On the series management side, Indianapolis Motor Speedway CEO Jeff Belskus is acting as interim CEO of the IndyCar Series. It’s the same role he filled when George was removed as head of the series by his mother and three sister in 2009 until Bernard was hired in 2010.
But Belskus was replaced late last month by Mark Miles as CEO of Hulman & Co., and it’s not clear what changes Miles could make when he officially starts later this month. Miles most recently led the city of Indianapolis’ successful Super Bowl effort.
On Monday, IndyCar closed the three-person office Bernard had established in Los Angeles. The L.A. office was expected to help promote next summer’s release of the IndyCar-themed animated DreamWorks movie “Turbo,” but those efforts will now be handled in Indianapolis.
“As we look ahead to 2013, IndyCar is focusing resources on our core business objectives, growing television ratings and event attendance, and therefore has decided to close our Los Angeles operation and realign those resources to better achieve these objectives,” IndyCar said in a statement.
The series also appears to be close to announcing an entitlement sponsor for the “Triple Crown” challenge, a three-race competition that will award $1 million if a driver wins Indianapolis, Pocono and California.

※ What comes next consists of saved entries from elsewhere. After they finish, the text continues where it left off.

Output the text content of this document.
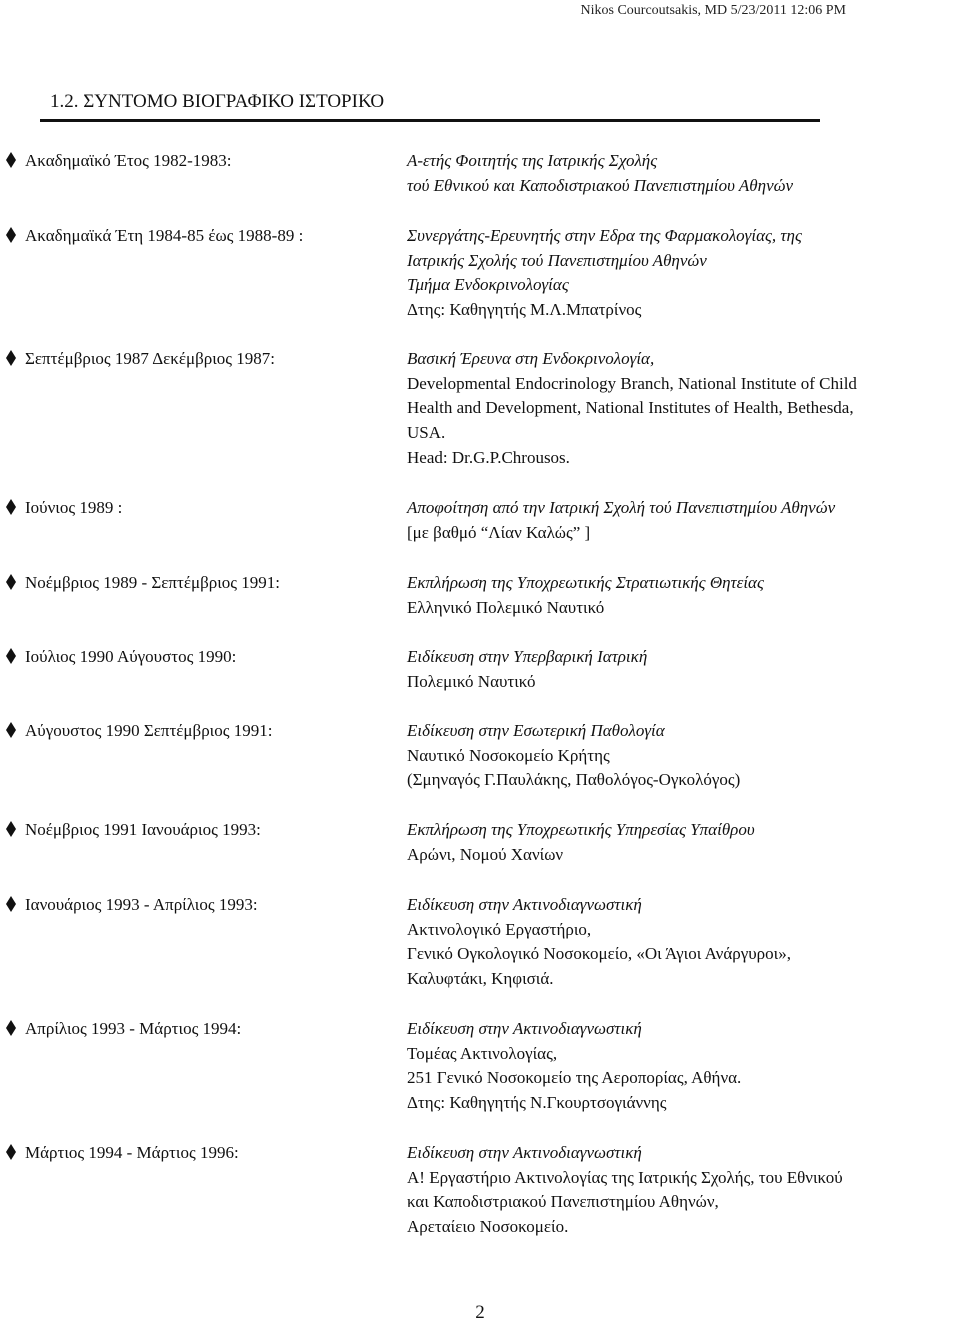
Nikos Courcoutsakis, MD 5/23/2011 12:06 PM
1.2. ΣΥΝΤΟΜΟ ΒΙΟΓΡΑΦΙΚΟ ΙΣΤΟΡΙΚΟ
Ακαδημαϊκό Έτος 1982-1983:	Α-ετής Φοιτητής της Ιατρικής Σχολής
τού Εθνικού και Καποδιστριακού Πανεπιστημίου Αθηνών
Ακαδημαϊκά Έτη 1984-85 έως 1988-89 :	Συνεργάτης-Ερευνητής στην Εδρα της Φαρμακολογίας, της
Ιατρικής Σχολής τού Πανεπιστημίου Αθηνών
Τμήμα Ενδοκρινολογίας
Δτης: Καθηγητής Μ.Λ.Μπατρίνος
Σεπτέμβριος 1987 Δεκέμβριος 1987:	Βασική Έρευνα στη Ενδοκρινολογία,
Developmental Endocrinology Branch, National Institute of Child
Health and Development, National Institutes of Health, Bethesda,
USA.
Head: Dr.G.P.Chrousos.
Ιούνιος 1989 :	Αποφοίτηση από την Ιατρική Σχολή τού Πανεπιστημίου Αθηνών
[με βαθμό “Λίαν Καλώς” ]
Νοέμβριος 1989 - Σεπτέμβριος 1991:	Εκπλήρωση της Υποχρεωτικής Στρατιωτικής Θητείας
Ελληνικό Πολεμικό Ναυτικό
Ιούλιος 1990 Αύγουστος 1990:	Ειδίκευση στην Υπερβαρική Ιατρική
Πολεμικό Ναυτικό
Αύγουστος 1990 Σεπτέμβριος 1991:	Ειδίκευση στην Εσωτερική Παθολογία
Ναυτικό Νοσοκομείο Κρήτης
(Σμηναγός Γ.Παυλάκης, Παθολόγος-Ογκολόγος)
Νοέμβριος 1991 Ιανουάριος 1993:	Εκπλήρωση της Υποχρεωτικής Υπηρεσίας Υπαίθρου
Αρώνι, Νομού Χανίων
Ιανουάριος 1993 - Απρίλιος 1993:	Ειδίκευση στην Ακτινοδιαγνωστική
Ακτινολογικό Εργαστήριο,
Γενικό Ογκολογικό Νοσοκομείο, «Οι Άγιοι Ανάργυροι»,
Καλυφτάκι, Κηφισιά.
Απρίλιος 1993 - Μάρτιος 1994:	Ειδίκευση στην Ακτινοδιαγνωστική
Τομέας Ακτινολογίας,
251 Γενικό Νοσοκομείο της Αεροπορίας, Αθήνα.
Δτης: Καθηγητής Ν.Γκουρτσογιάννης
Μάρτιος 1994 - Μάρτιος 1996:	Ειδίκευση στην Ακτινοδιαγνωστική
Α! Εργαστήριο Ακτινολογίας της Ιατρικής Σχολής, του Εθνικού
και Καποδιστριακού Πανεπιστημίου Αθηνών,
Αρεταίειο Νοσοκομείο.
2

So the series is slowly chugging along, trying to put the focus back on its drivers and teams and a racing product many believe is the best out there. Perhaps this week will indeed belong to Hunter-Reay, drama-free, and he can celebrate his title with his Andretti team.
Then IndyCar can get back to the many issues facing the series, and Miles should try hard to ensure things run a whole lot smoother than they have been the last three months.